There are always those days that take you down for more than you're worth. The ones that take more than you thought you had inside you. I had one of those days last week. After anxiously waiting to hear back on whether or not I had moved on in a full ride scholarship to Georgia Tech--a university I've been wanting to attend to for some time--I finally received my answer: no. Sure, it was much more complicated than that. There was the "thank you for applying", the "it was a very competitive process", and of course the "we still want you to come to our school". But when it all comes down to it, I can no longer attend that school. I simply cannot afford it. And all the niceties in the world can't cover for that.

It's strange that money is what's stopping me from pursuing a dream of mine. Strange that a few green pieces of paper are a barrier for so many of us. Strange that, just a week earlier, I was advising my sister to not let money be a factor. After recently receiving a scholarship from Google, she acquired the aspiration of one day working for Google. After touring a Google headquarters stationed in Denver (compliments of the scholarship she received), it was made clear by the employees there that only people with masters in computer science land jobs at Google. Upon hearing this, my sister promptly made the decision that she would never attain her dream of working at Google. As our parents are already paying full for her undergraduate degree, she did not want to inconvenience them any further with a masters.


When my sister told me this, I nearly couldn't believe for an instant that she was my sister. How, I wonder, could she have given up on that dream so easily? How could she let money, those few green pieces of paper, be the single barrier to realizing her dream? And so early on? But, in some ways, our situations are the very same: money is our barrier. But in other ways, our situations are polar opposites: Tiffany gave up on her aspiration without even chasing it; I chased mine. Gave it the best of my blood and sweat.
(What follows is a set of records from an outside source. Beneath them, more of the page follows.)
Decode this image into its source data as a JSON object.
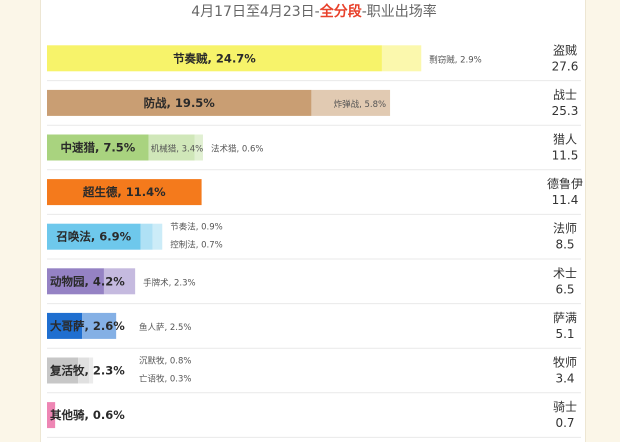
{
  "title": {
    "prefix": "4月17日至4月23日-",
    "highlight": "全分段",
    "suffix": "-职业出场率"
  },
  "colors": {
    "盗贼": "#f7f36a",
    "战士": "#c99e73",
    "猎人": "#a9d37f",
    "德鲁伊": "#f47a1c",
    "法师": "#6ec8ec",
    "术士": "#9582c4",
    "萨满": "#1f6fd0",
    "牧师": "#c7c7c7",
    "骑士": "#ee86b4"
  },
  "chart_data": {
    "type": "bar",
    "orientation": "horizontal",
    "stacked": true,
    "unit": "%",
    "classes": [
      {
        "name": "盗贼",
        "value": "27.6",
        "total": 27.6,
        "decks": [
          {
            "name": "节奏贼",
            "value": 24.7,
            "label": "节奏贼, 24.7%"
          },
          {
            "name": "剽窃贼",
            "value": 2.9,
            "label": "剽窃贼, 2.9%"
          }
        ]
      },
      {
        "name": "战士",
        "value": "25.3",
        "total": 25.3,
        "decks": [
          {
            "name": "防战",
            "value": 19.5,
            "label": "防战, 19.5%"
          },
          {
            "name": "炸弹战",
            "value": 5.8,
            "label": "炸弹战, 5.8%"
          }
        ]
      },
      {
        "name": "猎人",
        "value": "11.5",
        "total": 11.5,
        "decks": [
          {
            "name": "中速猎",
            "value": 7.5,
            "label": "中速猎, 7.5%"
          },
          {
            "name": "机械猎",
            "value": 3.4,
            "label": "机械猎, 3.4%"
          },
          {
            "name": "法术猎",
            "value": 0.6,
            "label": "法术猎, 0.6%"
          }
        ]
      },
      {
        "name": "德鲁伊",
        "value": "11.4",
        "total": 11.4,
        "decks": [
          {
            "name": "超生德",
            "value": 11.4,
            "label": "超生德, 11.4%"
          }
        ]
      },
      {
        "name": "法师",
        "value": "8.5",
        "total": 8.5,
        "decks": [
          {
            "name": "召唤法",
            "value": 6.9,
            "label": "召唤法, 6.9%"
          },
          {
            "name": "节奏法",
            "value": 0.9,
            "label": "节奏法, 0.9%"
          },
          {
            "name": "控制法",
            "value": 0.7,
            "label": "控制法, 0.7%"
          }
        ]
      },
      {
        "name": "术士",
        "value": "6.5",
        "total": 6.5,
        "decks": [
          {
            "name": "动物园",
            "value": 4.2,
            "label": "动物园, 4.2%"
          },
          {
            "name": "手牌术",
            "value": 2.3,
            "label": "手牌术, 2.3%"
          }
        ]
      },
      {
        "name": "萨满",
        "value": "5.1",
        "total": 5.1,
        "decks": [
          {
            "name": "大哥萨",
            "value": 2.6,
            "label": "大哥萨, 2.6%"
          },
          {
            "name": "鱼人萨",
            "value": 2.5,
            "label": "鱼人萨, 2.5%"
          }
        ]
      },
      {
        "name": "牧师",
        "value": "3.4",
        "total": 3.4,
        "decks": [
          {
            "name": "复活牧",
            "value": 2.3,
            "label": "复活牧, 2.3%"
          },
          {
            "name": "沉默牧",
            "value": 0.8,
            "label": "沉默牧, 0.8%"
          },
          {
            "name": "亡语牧",
            "value": 0.3,
            "label": "亡语牧, 0.3%"
          }
        ]
      },
      {
        "name": "骑士",
        "value": "0.7",
        "total": 0.7,
        "decks": [
          {
            "name": "其他骑",
            "value": 0.6,
            "label": "其他骑, 0.6%"
          }
        ]
      }
    ]
  }
}
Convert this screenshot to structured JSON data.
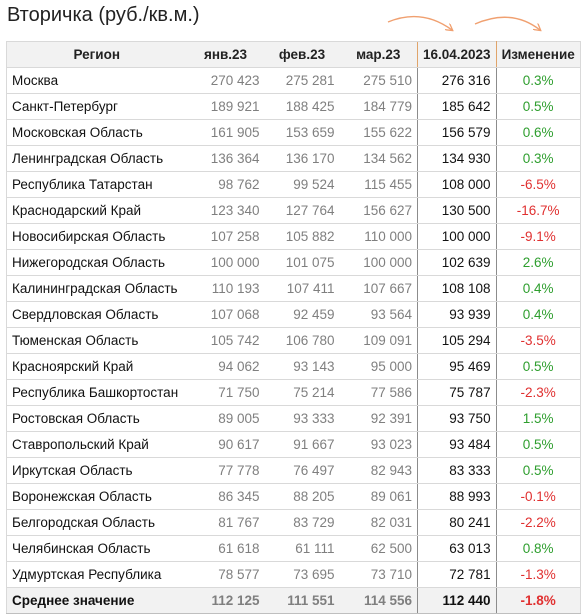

And that's the key. That difference there is what changes everything. That is why so few of us ever actually achieve our dreams. We know them, we sit there every day knowing them, and yet we are never actually chasing them. It is when we try too late that money or other silly factors block us. I tried Georgia Tech and gave it my best. But I tried too late in the game. I didn't know I wanted to attend Georgia Tech until last summer. Had I known earlier, I would have figured out what I needed to do to make that dream possible, and would have been working striving for that dream all four years of high school, not just during my senior year. That's what kills me about people who know their dreams now and don't act on them. They have all the means necessary to make it happen, and yet they do nothing.

But what about those who don't? What about those who have no ultimate dream and are just going through life, waiting for something to come, something to awaken their soul. A message to those people: it's not coming. I keep thinking to myself that everything will happen the way it should, and that life will work out. All the scholarships I don't receive are just part of the path leading me to the right school and the right scholarship. But what if I'm wrong? What if life truly is a random array of events and the only events you can possibly hope to plan for are the ones you work your butt off to earn.

If that is the case, what do we wait? Why do we think if we stay in line, do all the right things, and just hope that our dream will come true, that somehow it will? Somehow we will be the lucky one who wishes on stars and 11:11's, and it comes true via those superstitious means.

I can't deny I was that person. I waited too long for inspiration to come. My freshmen year I was utterly confused and lost. I had no idea what I wanted to do or who I wanted to be. Didn't even know of Georgia Tech at the time. That may be the case for many freshmen, but why do we wait until senior year to find it? Why do we not actively start looking for it? Why do those in their late thirties or twenties or eighties without any dreams not actively start looking for one?

If I could go back to my freshmen self and ask her one thing, it'd be this: what are you waiting for?

What, really, are any of us waiting for?

Now that I have my own disappointment of money clogging dream fulfillment, it's an oddly surreal feeling. After the initial, more obvious disappointment wore off--the "I wasn't qualified enough" or the "they didn't like me enough in the interview"--all I am left with is the trail of perseverance made to make that dream possible. Meaning the acceptance letter to Georgia Tech, all the facebook pages I liked, all the long-winded emails about what a great school it is, the sites for Georgia Tech where I was supposed to declare my acceptance. The only thing I'm doing on those sites now is denying my acceptance.

If you know your dream, you know it now, what is stopping you from pursuing it? Is it money? The idea of what others will think of you? Current commitments?

I know it's easier said than done, but don't wait until a lifetime of current commitments and peer pressure and money has past to finally realize that you were waiting for nothing. There is no better day to do exactly what you want than today.